TDOC had a very strong 2021 year as the company witnessed a stark increase in Revenue including the Livongo deal. At the same time, GM improved, as did OCF. It should be noted that Adjusted FCF in relationship to OCF has declined, primarily a result of the post-deal increase in Capitalized Software Development Cost.

The other area to pay attention to is Working Capital. As TDOC's Net Income was reconciled, the company witnessed a strong increase in Cash Flow. However, for 2021, Working Capital was a negative drag. We should hopefully see improvement for Working Capital over the next couple years.

The key to TDOC's growth prospects are twofold; first is the growth in the company's overall Membership services, and second is the utilization penetration as evidenced by Visits. The company's acquisition of InTouch has led to its Platform-Enabled Sessions, which are anticipated to grow at a faster rate than overall Revenue, impacting Other Revenue.

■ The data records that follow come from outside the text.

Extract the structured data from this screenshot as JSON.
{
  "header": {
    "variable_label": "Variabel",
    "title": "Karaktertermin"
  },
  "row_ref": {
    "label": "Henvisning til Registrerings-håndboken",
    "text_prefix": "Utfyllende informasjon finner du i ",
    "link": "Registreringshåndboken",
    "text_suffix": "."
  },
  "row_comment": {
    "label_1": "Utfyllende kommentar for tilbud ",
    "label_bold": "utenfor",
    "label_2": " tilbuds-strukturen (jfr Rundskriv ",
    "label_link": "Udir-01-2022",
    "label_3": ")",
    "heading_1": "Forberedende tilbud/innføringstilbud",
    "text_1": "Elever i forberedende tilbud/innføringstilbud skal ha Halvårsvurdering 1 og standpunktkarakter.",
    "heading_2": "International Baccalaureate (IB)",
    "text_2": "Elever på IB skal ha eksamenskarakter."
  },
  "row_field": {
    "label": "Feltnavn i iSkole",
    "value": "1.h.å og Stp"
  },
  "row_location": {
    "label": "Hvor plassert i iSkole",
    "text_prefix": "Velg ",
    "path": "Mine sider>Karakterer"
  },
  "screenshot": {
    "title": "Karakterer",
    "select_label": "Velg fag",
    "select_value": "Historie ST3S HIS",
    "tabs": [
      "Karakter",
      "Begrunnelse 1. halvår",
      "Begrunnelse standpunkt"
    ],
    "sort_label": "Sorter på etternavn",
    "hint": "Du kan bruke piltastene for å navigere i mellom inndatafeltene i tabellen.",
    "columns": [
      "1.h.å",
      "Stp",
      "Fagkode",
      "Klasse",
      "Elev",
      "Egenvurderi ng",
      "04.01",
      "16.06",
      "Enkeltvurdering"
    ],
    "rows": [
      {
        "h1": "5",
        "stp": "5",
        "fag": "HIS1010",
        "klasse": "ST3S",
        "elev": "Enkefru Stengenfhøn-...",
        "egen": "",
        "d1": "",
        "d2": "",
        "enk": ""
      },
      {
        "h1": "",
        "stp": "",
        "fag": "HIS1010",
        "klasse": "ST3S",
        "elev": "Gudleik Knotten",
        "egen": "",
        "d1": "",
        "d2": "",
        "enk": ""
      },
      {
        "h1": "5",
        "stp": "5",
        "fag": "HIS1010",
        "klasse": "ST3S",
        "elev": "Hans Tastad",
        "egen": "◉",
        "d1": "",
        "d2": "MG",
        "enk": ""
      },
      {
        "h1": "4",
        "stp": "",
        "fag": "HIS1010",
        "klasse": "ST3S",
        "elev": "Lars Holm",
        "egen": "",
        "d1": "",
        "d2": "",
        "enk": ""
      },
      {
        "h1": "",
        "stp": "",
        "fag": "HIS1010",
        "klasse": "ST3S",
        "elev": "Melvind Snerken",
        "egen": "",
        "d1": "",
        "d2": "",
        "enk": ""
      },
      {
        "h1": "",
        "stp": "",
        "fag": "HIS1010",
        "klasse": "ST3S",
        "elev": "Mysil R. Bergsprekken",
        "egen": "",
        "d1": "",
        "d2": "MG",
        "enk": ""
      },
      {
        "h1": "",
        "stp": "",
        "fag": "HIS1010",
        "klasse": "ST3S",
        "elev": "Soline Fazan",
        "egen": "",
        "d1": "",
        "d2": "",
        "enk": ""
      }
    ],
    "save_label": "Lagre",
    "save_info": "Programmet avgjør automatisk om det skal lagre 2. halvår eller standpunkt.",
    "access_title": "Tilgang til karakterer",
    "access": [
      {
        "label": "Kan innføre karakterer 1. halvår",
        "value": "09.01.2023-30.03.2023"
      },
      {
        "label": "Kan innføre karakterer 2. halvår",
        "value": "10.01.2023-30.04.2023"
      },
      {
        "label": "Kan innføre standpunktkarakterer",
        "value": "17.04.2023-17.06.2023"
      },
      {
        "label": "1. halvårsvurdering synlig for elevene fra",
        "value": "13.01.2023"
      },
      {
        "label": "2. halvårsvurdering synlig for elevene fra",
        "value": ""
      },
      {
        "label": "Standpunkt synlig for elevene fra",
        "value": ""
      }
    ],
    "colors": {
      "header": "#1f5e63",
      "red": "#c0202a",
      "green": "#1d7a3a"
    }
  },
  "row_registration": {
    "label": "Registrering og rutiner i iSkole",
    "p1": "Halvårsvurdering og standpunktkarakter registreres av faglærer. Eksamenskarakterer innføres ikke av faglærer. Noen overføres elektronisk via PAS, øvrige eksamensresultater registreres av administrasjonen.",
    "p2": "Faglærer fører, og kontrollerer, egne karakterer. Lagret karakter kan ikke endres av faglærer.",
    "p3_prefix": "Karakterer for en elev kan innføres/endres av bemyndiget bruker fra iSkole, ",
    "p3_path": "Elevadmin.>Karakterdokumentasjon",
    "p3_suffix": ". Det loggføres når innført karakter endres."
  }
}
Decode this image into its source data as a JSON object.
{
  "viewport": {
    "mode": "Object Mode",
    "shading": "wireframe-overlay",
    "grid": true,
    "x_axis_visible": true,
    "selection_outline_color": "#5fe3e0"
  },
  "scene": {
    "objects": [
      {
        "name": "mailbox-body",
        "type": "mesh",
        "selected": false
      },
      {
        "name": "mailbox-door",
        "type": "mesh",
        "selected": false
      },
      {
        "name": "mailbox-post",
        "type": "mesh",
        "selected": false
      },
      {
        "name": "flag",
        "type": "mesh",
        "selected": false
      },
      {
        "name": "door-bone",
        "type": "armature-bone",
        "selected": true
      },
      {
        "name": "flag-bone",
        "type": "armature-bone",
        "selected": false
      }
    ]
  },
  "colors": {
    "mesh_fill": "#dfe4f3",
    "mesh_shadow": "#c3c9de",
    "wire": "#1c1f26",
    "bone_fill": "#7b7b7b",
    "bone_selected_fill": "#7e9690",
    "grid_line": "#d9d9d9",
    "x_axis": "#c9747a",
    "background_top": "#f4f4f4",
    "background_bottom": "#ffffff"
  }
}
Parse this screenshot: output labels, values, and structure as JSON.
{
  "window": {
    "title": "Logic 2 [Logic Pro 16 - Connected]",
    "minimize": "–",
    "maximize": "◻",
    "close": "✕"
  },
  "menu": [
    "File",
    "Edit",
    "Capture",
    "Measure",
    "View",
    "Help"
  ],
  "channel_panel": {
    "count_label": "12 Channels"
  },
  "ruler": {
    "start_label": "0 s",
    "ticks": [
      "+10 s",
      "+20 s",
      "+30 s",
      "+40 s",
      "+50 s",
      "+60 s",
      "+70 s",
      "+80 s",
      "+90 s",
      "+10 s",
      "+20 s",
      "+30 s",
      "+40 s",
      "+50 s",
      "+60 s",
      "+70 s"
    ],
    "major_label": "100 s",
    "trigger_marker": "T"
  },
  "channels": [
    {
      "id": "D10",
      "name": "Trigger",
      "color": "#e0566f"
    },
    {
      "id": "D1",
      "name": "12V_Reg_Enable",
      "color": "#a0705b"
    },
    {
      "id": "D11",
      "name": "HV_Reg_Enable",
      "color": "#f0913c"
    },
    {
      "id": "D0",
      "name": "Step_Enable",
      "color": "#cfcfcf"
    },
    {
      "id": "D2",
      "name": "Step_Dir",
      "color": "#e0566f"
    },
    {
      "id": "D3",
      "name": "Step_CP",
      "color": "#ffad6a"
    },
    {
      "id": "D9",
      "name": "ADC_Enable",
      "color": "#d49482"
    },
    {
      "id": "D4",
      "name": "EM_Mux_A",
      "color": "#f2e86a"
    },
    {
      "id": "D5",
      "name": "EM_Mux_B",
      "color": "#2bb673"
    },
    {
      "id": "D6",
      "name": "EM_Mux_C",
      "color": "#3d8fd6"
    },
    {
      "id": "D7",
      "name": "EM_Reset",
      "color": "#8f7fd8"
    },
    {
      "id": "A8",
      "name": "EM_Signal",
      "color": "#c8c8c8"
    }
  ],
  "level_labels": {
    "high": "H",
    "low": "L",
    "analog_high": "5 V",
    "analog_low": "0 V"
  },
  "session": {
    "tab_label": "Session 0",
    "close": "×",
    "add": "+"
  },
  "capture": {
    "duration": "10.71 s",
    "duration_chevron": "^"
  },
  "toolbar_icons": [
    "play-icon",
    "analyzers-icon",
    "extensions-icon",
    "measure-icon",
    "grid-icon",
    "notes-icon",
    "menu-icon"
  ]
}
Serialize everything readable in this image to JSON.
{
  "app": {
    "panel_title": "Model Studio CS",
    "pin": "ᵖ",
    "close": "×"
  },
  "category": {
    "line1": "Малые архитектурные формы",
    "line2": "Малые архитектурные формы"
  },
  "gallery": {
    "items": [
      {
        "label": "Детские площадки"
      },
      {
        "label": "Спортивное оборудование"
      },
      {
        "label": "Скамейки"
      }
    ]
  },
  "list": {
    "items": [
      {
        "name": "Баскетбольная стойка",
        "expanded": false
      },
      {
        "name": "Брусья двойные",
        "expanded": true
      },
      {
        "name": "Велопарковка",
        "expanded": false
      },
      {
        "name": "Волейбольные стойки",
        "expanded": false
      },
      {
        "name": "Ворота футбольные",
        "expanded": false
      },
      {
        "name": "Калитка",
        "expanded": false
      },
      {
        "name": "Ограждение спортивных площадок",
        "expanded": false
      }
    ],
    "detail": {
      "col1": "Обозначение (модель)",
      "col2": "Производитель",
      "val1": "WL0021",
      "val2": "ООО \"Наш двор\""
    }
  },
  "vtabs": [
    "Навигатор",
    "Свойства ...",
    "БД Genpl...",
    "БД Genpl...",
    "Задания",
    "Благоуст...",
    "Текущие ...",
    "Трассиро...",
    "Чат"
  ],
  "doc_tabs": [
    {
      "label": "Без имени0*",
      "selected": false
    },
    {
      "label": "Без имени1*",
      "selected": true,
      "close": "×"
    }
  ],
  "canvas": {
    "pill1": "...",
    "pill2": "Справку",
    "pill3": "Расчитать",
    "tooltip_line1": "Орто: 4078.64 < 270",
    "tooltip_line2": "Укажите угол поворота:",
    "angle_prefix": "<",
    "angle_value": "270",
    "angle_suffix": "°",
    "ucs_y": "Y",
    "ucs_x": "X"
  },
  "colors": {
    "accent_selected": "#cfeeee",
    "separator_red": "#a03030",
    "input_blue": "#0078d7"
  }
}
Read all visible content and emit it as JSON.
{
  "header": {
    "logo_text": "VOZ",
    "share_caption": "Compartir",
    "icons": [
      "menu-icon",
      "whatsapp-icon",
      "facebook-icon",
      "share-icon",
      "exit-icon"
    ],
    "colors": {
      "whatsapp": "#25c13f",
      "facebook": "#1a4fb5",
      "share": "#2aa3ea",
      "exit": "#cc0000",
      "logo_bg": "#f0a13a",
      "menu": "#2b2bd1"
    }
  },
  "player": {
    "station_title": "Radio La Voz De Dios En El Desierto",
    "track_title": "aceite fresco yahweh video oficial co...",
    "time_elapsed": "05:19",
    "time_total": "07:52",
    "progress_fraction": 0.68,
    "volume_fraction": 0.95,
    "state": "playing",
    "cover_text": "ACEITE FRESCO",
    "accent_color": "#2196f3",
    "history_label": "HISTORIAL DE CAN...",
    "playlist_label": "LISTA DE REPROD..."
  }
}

For 2022, TDOC guided for key metrics to drive Revenue from 25-30%. I've taken a modeling approach towards the upper end and made my estimates over the mid-term as well. The key themes for me from these high-level results is that TDOC will be headed towards $5 billion in Revenue or higher and an improving utilization rate will afford the company to nearly double its OCF Margin. My justification for this is the company's prior history pre-acquisition of trending on a robust Cash Flow inflection path.

Prior to the pandemic TDOC was trading with an EV/Revenue multiple 45-90 percent higher than today. Post-pandemic, I believe that TDOC will see its multiple expand back towards the higher end of this, especially as the company continues to grow robustly from its accelerated pandemic base.

Naysayers continue to push the slowing growth narrative, as well as the usual increased cost and operating expenses concerns. But for me, I'm focused on the two key areas for all aggressive growth companies, Revenue and Cash Flow. I suspect that over the coming years, TDOC will see its Net Debt transfer to a stable and improving Net Cash position, while at the same time continuing to further scale its telehealth platform and services. I understand the market's frustration as newer and more innovative companies continue to take market share away from legacy areas. But it is getting tiring seeing negative sentiment desperately manufacture concerns that are weak and without basis.